There is still much more Jonathan can do. He must be his own man for once. He needs to seek assistance from friendly nations without succumbing to puerile nationalism and bogus political pressure at home. If the leading countries of the world can deploy their technologies in search of a Malaysian missing MH370 airplane for months, Nigeria will lose nothing by mobilising the world on humanitarian grounds for this rescue mission.

Boko Haram jihadists have amply demonstrated that they represent the vilest of Islamist terrorism globally. It deserves a more decisive response than the occasional boilerplate assurances from our President. Rescuing the abducted girls from their grip requires a surprise, daring, skilful and clinical operation that only special forces can provide. Even the United States succeeded in taking out the al-Qaeda leader, Osama bin Laden, through its cooperation with numerous intelligence agencies and the deployment of sophisticated surveillance apparatus.

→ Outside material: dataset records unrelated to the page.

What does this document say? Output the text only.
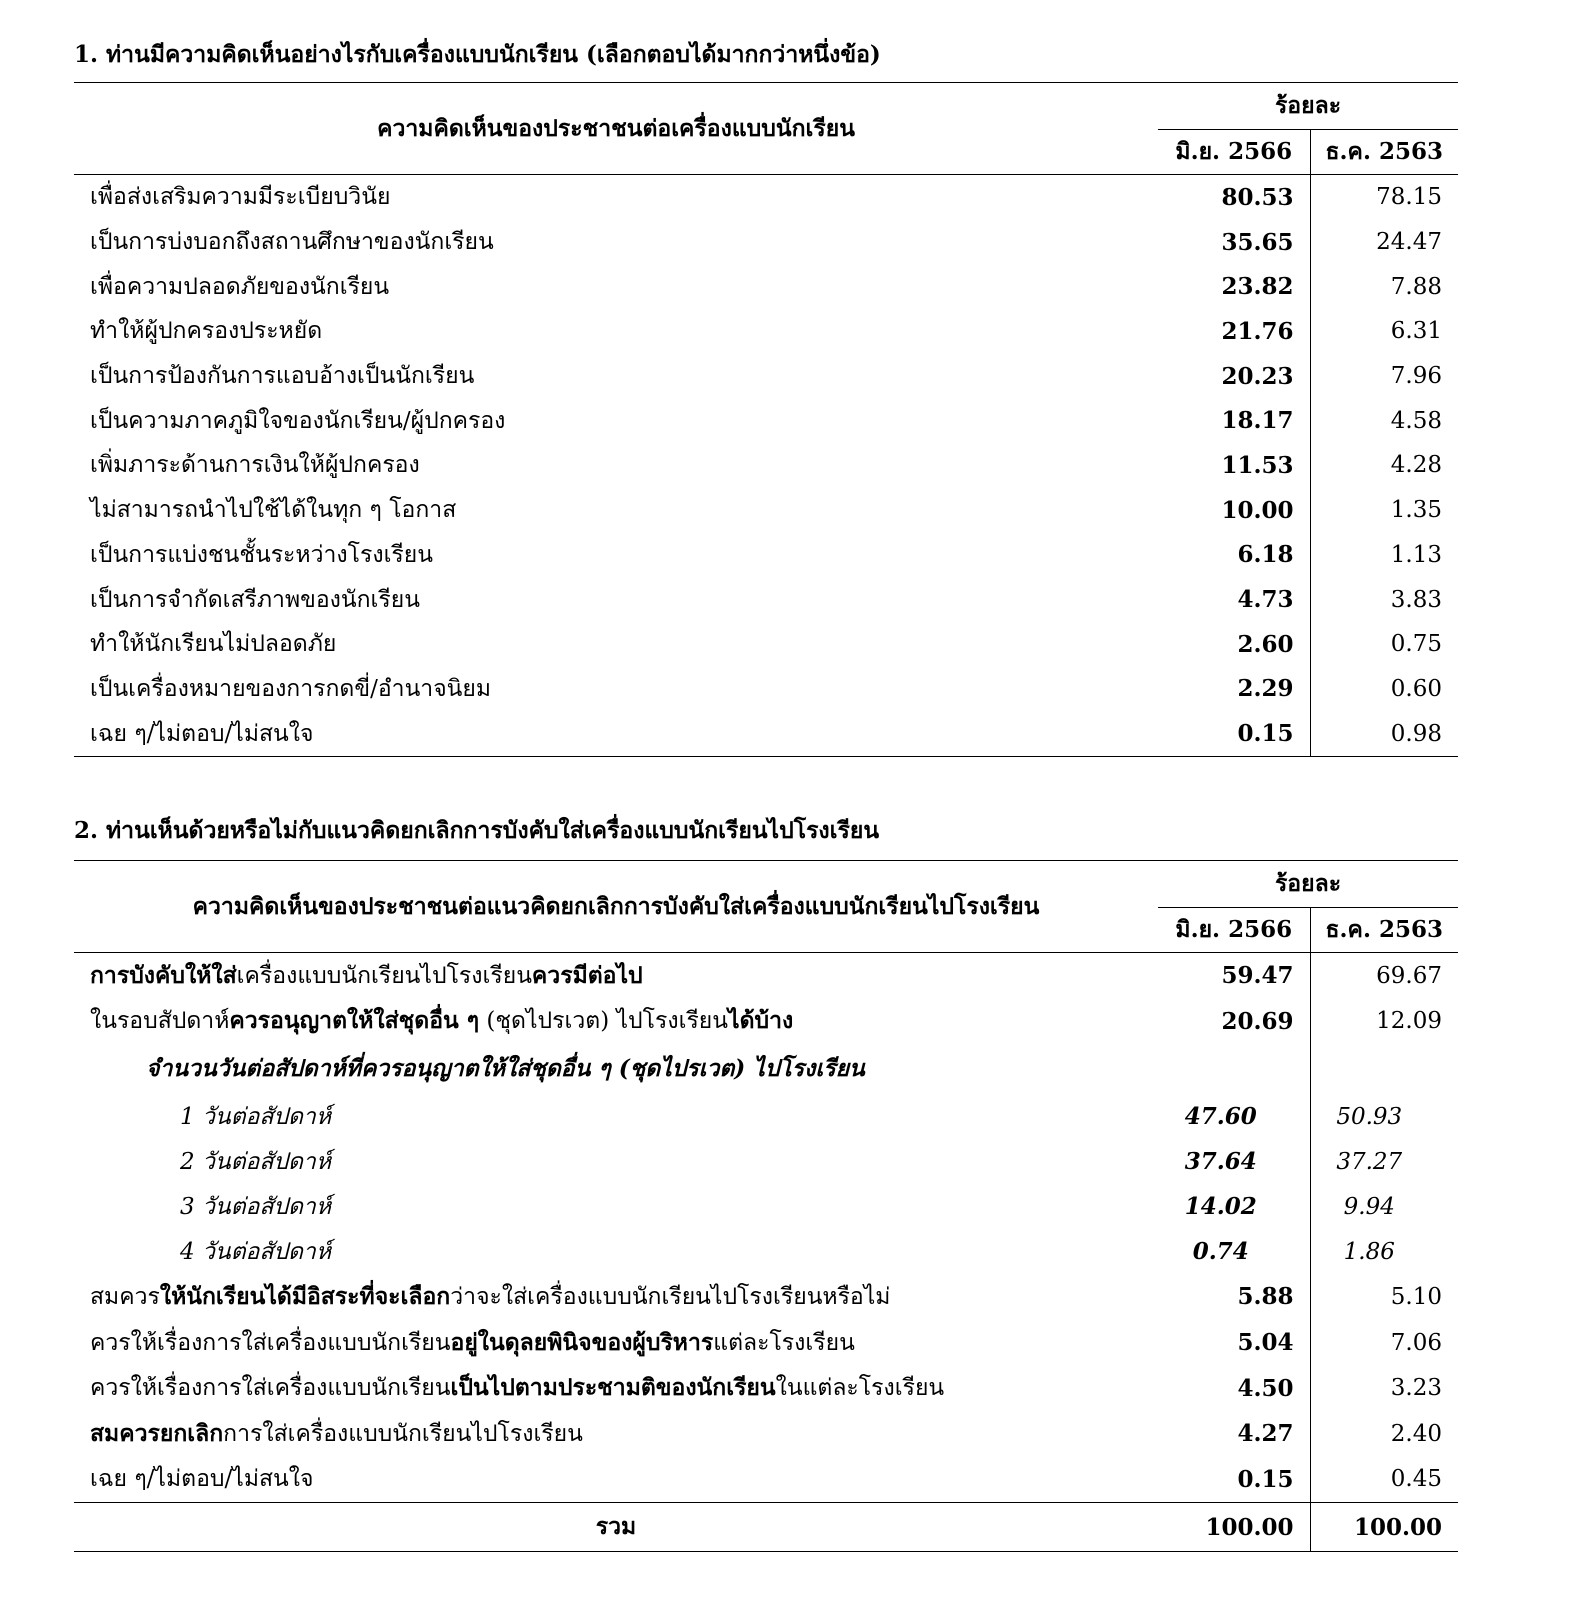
1. ท่านมีความคิดเห็นอย่างไรกับเครื่องแบบนักเรียน (เลือกตอบได้มากกว่าหนึ่งข้อ)
ความคิดเห็นของประชาชนต่อเครื่องแบบนักเรียน	ร้อยละ	
	มิ.ย. 2566	ธ.ค. 2563
เพื่อส่งเสริมความมีระเบียบวินัย	80.53	78.15
เป็นการบ่งบอกถึงสถานศึกษาของนักเรียน	35.65	24.47
เพื่อความปลอดภัยของนักเรียน	23.82	7.88
ทำให้ผู้ปกครองประหยัด	21.76	6.31
เป็นการป้องกันการแอบอ้างเป็นนักเรียน	20.23	7.96
เป็นความภาคภูมิใจของนักเรียน/ผู้ปกครอง	18.17	4.58
เพิ่มภาระด้านการเงินให้ผู้ปกครอง	11.53	4.28
ไม่สามารถนำไปใช้ได้ในทุก ๆ โอกาส	10.00	1.35
เป็นการแบ่งชนชั้นระหว่างโรงเรียน	6.18	1.13
เป็นการจำกัดเสรีภาพของนักเรียน	4.73	3.83
ทำให้นักเรียนไม่ปลอดภัย	2.60	0.75
เป็นเครื่องหมายของการกดขี่/อำนาจนิยม	2.29	0.60
เฉย ๆ/ไม่ตอบ/ไม่สนใจ	0.15	0.98
2. ท่านเห็นด้วยหรือไม่กับแนวคิดยกเลิกการบังคับใส่เครื่องแบบนักเรียนไปโรงเรียน
ความคิดเห็นของประชาชนต่อแนวคิดยกเลิกการบังคับใส่เครื่องแบบนักเรียนไปโรงเรียน	ร้อยละ	
	มิ.ย. 2566	ธ.ค. 2563
การบังคับให้ใส่เครื่องแบบนักเรียนไปโรงเรียนควรมีต่อไป	59.47	69.67
ในรอบสัปดาห์ควรอนุญาตให้ใส่ชุดอื่น ๆ (ชุดไปรเวต) ไปโรงเรียนได้บ้าง	20.69	12.09
จำนวนวันต่อสัปดาห์ที่ควรอนุญาตให้ใส่ชุดอื่น ๆ (ชุดไปรเวต) ไปโรงเรียน		
1 วันต่อสัปดาห์	47.60	50.93
2 วันต่อสัปดาห์	37.64	37.27
3 วันต่อสัปดาห์	14.02	9.94
4 วันต่อสัปดาห์	0.74	1.86
สมควรให้นักเรียนได้มีอิสระที่จะเลือกว่าจะใส่เครื่องแบบนักเรียนไปโรงเรียนหรือไม่	5.88	5.10
ควรให้เรื่องการใส่เครื่องแบบนักเรียนอยู่ในดุลยพินิจของผู้บริหารแต่ละโรงเรียน	5.04	7.06
ควรให้เรื่องการใส่เครื่องแบบนักเรียนเป็นไปตามประชามติของนักเรียนในแต่ละโรงเรียน	4.50	3.23
สมควรยกเลิกการใส่เครื่องแบบนักเรียนไปโรงเรียน	4.27	2.40
เฉย ๆ/ไม่ตอบ/ไม่สนใจ	0.15	0.45
รวม	100.00	100.00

Political parties and other pressure groups should stop playing politics with terrorism. The Northern elite, traditional institutions and state governments should mobilise their people to provide intelligence to the security forces and form well-equipped vigilante groups. The military should salvage its tattered reputation and deploy professionalism, intelligence and courage to confront terrorism, with finding and rescuing the Chibok girls as a priority.

The campaigners should not be deterred by the unscrupulous harassment from the government and stay the course. More Nigerians should come out and join this cause. We owe ourselves this duty. Already, 11 of the parents have died - seven killed in subsequent Boko Haram attacks and four through sickness. Hope must not dim on recovering the girls.

The Nigerian government has no moral right to demand loyalty and respect from its citizens until the captives have been brought back from the hell-hole. Until we rescue them, we remain a spineless, confused and bewildered country run by a callous, soulless elite.